Mar 24, 2022 - Sale 2598

Sale 2598 - Lot 16

Price Realized: $ 4,750
?Final Price Realized includes Buyer’s Premium added to Hammer Price
Estimate: $ 1,200 - $ 1,800
(SLAVERY & ABOLITION.) Detailed accounting of a Maryland family's enslaved people who were "not worth the maintenance." Autograph Document in the hand of Nathaniel Rochester, 8 pages (15 1/4 x 6 inches) on 2 folding sheets; folds, minor wear, a bit of soiling to the final page. [Hagerstown, MD], 1802

Additional Details

A slave-owner named Thomas Henry Hall (1744-1788) died young in Washington County, MD, leaving behind 5 young children. A trustee apparently managed the plantation, while ownership of some of the enslaved people was divided among the children. In 1802, with those children reaching or approaching adulthood, they started demanding a cash legacy from the estate. It was necessary to deduct the cost of their upbringing--and the expenses of "legacy slaves as were not worth their maintenance"--from the plantation's profits. Thus the cost of feeding the enslaved people with no economic value was counted in the same columns as feeding the master's orphan children who had no economic value.

For each of five Hall children, we have a year-by-year accounting from about 1788 to 1802. Each child is assessed a fee each year for "board, washing &c," clothing, the occasional doctor's bill, and (when old enough) tuition. They are also charged for slaves who were unable to work. For example, eldest son Thomas Jr. (born 1780) is charged about £5 each year for "maintenance of Sam" until Sam's disappearance in 1792. Eldest daughter Betsey (born 1781) is charged each year for "Maintenance of Ossen," with a midwife's fee added in 1789 (presumably a miscarriage), another midwife's fee in 1792, and then the arrival of Jade on her rolls through 1796. Daughter Letitia (born 1787) was the owner of Jem & Milley until Jem disappeared in 1793 and Milley "went to Renches" in 1795. Daughter Hannah was charged for her own board only through 30 April 1790, and then for her own burial expenses(!), but continued to be charged for the maintenance of Phillis, Monacy, John, Abram, and Frank at various points, including midwife's fees and smallpox inoculations.

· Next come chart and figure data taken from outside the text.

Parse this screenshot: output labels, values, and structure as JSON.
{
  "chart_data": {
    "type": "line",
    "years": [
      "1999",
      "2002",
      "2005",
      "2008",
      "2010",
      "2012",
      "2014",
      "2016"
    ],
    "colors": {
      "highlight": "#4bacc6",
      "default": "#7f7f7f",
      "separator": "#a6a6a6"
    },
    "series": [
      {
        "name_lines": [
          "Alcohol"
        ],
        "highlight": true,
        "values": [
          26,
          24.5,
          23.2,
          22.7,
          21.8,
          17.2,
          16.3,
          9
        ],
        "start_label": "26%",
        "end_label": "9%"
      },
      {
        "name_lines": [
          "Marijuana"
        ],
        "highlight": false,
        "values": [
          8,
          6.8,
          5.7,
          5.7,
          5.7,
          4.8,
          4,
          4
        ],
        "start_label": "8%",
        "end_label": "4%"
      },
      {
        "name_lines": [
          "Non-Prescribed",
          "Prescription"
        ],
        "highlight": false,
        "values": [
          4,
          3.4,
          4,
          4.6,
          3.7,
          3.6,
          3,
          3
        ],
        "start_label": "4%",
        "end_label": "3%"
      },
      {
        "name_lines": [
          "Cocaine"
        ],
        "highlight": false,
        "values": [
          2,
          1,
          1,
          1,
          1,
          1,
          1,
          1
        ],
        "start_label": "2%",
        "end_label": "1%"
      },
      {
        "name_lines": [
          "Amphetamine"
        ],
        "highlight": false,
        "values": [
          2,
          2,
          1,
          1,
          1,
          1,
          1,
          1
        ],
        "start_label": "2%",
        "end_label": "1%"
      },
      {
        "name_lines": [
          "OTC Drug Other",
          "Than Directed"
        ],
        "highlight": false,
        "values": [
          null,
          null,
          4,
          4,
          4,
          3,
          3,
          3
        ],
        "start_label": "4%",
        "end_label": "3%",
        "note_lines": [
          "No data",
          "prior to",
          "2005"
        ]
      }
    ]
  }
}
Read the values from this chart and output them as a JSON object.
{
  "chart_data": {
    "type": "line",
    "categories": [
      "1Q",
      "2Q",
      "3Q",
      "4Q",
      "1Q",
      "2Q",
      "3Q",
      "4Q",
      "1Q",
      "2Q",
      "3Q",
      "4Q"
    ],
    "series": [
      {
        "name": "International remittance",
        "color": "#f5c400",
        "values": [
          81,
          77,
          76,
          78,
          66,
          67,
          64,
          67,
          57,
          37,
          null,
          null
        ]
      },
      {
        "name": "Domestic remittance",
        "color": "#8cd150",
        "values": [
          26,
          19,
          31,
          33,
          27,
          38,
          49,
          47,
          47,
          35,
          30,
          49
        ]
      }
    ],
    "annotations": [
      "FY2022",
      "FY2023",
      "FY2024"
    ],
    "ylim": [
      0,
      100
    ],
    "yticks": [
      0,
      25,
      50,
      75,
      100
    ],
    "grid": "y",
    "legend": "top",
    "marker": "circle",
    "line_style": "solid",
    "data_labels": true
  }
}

Similarly, youngest daughter Barbara was charged for her own "nursing, funeral expenses in the year 1791" but her infant estate continued to be liable for her enslaved people: Jenny's doctor bill in 1794, Maria's maintenance from 1797-1799 ending with a midwife's fee and her disappearance, followed by the arrival of Eliza in 1800. If we understand this properly, Eliza was born into slavery in 1799 to a mother who died in childbirth, and was owned by the estate of a baby girl who had been dead for eight years. The accounting concludes with "maintenance of such of the common stock of slaves as were not worth their maintenance." These enslaved people were apparently property of the estate and not given to individual children. This introduces us to Old Lucy, Peter (died in January 1791), William, Ned, Joe, Charles, Bob, Robert, the younger Lucy, and Jim.

The final page includes a brief note explaining this unusual account. It was assembled by order of the Orphan's Court, and this was a personal copy of the official report. The man tasked with this work was a local land speculator and slave trader from Hagerstown, MD named Colonel Nathaniel Rochester. He later relocated to western New York in 1810, and soon founded the city which bears his name. The handwriting in this account matches that in his slave-trading accounts, as published in the 2009 Rochester History article "'We Called Her Anna': Nathaniel Rochester and Slavery in the Genesee Country."